Hier gilt prinzipiell der gleiche Anspruch wie in jeder anderen Wissenschaft, dass jeder Stand der Erkenntnis nur so lange Gültigkeit haben kann, wie er nicht wiederlegt wurde. Und hier wie dort erfordert dies häufig auch den Kampf gegen "Autoritäten" und "hMen", die sich häufig anscheinend von selbst multiplizieren. Und ja, selber denken und hinterfragen ist anstrengend und braucht manchmal einen Anstoß von außen, zB durch eine gesellschaftspolitische Diskussion. Das ist aber hier nicht anders als in der Naturwissenschaft - der Weg von der Annahme, dass sich die Sonne um die Erde drehe über den Heliozentrismus bis hin zur (aktuell wohl gültigen? korrigieren Sie mich bitte) Annahme, dass beides das selbe sagt, weil alle Bewegungen relativ sind, war auch nicht in Tagen zu bewerkstelligen...

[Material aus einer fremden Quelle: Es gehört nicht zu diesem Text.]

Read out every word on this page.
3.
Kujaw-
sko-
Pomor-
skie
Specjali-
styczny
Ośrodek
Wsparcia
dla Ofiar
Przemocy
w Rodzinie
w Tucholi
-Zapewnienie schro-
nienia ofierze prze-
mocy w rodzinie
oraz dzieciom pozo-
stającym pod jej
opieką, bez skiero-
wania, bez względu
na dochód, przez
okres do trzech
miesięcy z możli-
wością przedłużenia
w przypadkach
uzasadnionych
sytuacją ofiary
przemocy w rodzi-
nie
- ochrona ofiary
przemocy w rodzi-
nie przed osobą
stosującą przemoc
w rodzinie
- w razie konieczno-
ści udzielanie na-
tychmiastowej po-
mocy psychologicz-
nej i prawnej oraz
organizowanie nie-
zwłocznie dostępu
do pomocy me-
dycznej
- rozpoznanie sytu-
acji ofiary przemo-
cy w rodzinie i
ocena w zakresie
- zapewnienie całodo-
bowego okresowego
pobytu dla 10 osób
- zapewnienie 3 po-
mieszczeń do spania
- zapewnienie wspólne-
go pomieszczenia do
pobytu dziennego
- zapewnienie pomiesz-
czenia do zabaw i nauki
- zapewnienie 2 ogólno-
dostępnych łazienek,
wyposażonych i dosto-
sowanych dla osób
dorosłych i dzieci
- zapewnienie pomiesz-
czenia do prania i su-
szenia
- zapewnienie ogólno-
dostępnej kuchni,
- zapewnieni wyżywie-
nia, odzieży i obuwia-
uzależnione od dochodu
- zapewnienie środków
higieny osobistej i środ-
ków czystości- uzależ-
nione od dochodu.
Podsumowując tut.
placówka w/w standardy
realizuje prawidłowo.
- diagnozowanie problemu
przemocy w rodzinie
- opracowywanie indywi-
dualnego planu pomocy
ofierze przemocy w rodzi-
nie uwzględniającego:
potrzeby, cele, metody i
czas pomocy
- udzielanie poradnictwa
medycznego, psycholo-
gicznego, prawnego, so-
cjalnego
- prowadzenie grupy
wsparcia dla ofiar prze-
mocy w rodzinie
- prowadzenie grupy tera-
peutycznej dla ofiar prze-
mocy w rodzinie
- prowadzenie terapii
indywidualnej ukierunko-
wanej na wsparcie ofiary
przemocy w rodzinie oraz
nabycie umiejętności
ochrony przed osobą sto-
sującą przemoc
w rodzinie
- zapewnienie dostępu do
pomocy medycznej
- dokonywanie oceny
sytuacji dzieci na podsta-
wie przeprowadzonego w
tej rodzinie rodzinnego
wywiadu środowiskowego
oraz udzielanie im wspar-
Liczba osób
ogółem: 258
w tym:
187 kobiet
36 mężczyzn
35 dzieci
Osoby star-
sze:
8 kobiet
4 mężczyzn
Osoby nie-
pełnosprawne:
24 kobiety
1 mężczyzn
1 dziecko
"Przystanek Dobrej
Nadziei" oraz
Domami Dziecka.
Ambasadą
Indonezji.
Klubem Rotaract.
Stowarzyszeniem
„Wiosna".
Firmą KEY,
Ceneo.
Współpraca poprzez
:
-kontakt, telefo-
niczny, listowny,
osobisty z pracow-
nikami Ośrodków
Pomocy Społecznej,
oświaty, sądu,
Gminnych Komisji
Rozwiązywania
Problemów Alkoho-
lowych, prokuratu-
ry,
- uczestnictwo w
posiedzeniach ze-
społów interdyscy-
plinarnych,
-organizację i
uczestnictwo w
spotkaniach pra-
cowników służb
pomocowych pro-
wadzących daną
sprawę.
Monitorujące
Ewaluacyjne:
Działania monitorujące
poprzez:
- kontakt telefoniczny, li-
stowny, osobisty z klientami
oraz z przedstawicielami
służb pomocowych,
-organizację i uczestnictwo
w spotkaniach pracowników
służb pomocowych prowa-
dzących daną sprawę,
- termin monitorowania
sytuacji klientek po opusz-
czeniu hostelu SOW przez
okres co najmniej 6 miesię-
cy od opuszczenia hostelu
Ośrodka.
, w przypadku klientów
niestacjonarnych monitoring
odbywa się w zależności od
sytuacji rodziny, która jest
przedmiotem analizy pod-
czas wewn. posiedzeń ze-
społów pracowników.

Ich glaube, in diesem Grundsatz sind wir uns einig. Möglicherweise uneins sind wir uns über das Maß, in welchem die Rechtswissenschaft dies leistet und die Praxis dies umsetzt - wobei meine Einschätzung sicherlich nicht unparteiisch ist und  Ihre evtl. auch durch persönliche Erfahrungen beeinflusst wird. Eine empirische Erhebung wäre sicherlich spannend... Jedenfalls im Strafrecht wird aber der (Mangel an?) Einfluss der Wissenschaft auf die Praxis durchaus auch diskutiert.